Let $n$ be a natural number. Show that $$\left[ \frac{n}{1} \right ] + \left[ \frac{n}{2} \right ] + \left[ \frac{n}{3} \right ] + \cdots + \left[ \frac{n}{n} \right ] + [\sqrt{n}]$$ is even. Here $[x]$ means the greatest integer less than or equal to $x$.
Let $$f(n) = [\sqrt{n}] + \sum_{k=1}^{n} \left[ \frac{n}{k} \right]$$
$$f(1) = [1] + [1] = 2 \checkmark$$
The statement for $f(n+1)$ is to be proved:
$$f(n+1) = [\sqrt{n+1}] + \sum_{k=1}^{n+1} \left[\frac{n+1}{k} \right]$$
I just need some hints from now?
Hint: Prove by induction.
When is $ \lfloor \frac{n}{k} \rfloor \neq \lfloor \frac{n+1}{k} \rfloor $?
When they are not equal, what is the difference of these 2 terms?

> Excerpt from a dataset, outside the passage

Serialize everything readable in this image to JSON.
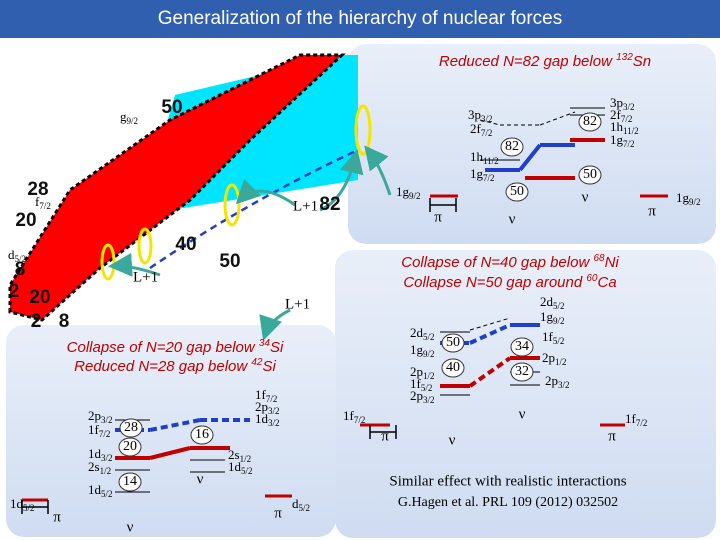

Ans: The terms are different if there exists some integer $i$ such that $ \frac{n}{k} < i \leq \frac{ n+1}{k}$. Multiplying throughout by $k$, we get $ n < ik \leq n+1$. Since $n$, $n+1$ are consecutive integers, this then implies that $ik = n+1$, or that $k$ is a divisor of $n+1$.
Thus, this term increases by 1 if $k \mid n+1$. Otherwise, it stays constant.
Hence, letting $ g(n) = \sum_{i=1}^n \lfloor \frac{n}{k} \rfloor$, we get that
$$g(n+1) - g(n) = \text{ number of divisors of } n$$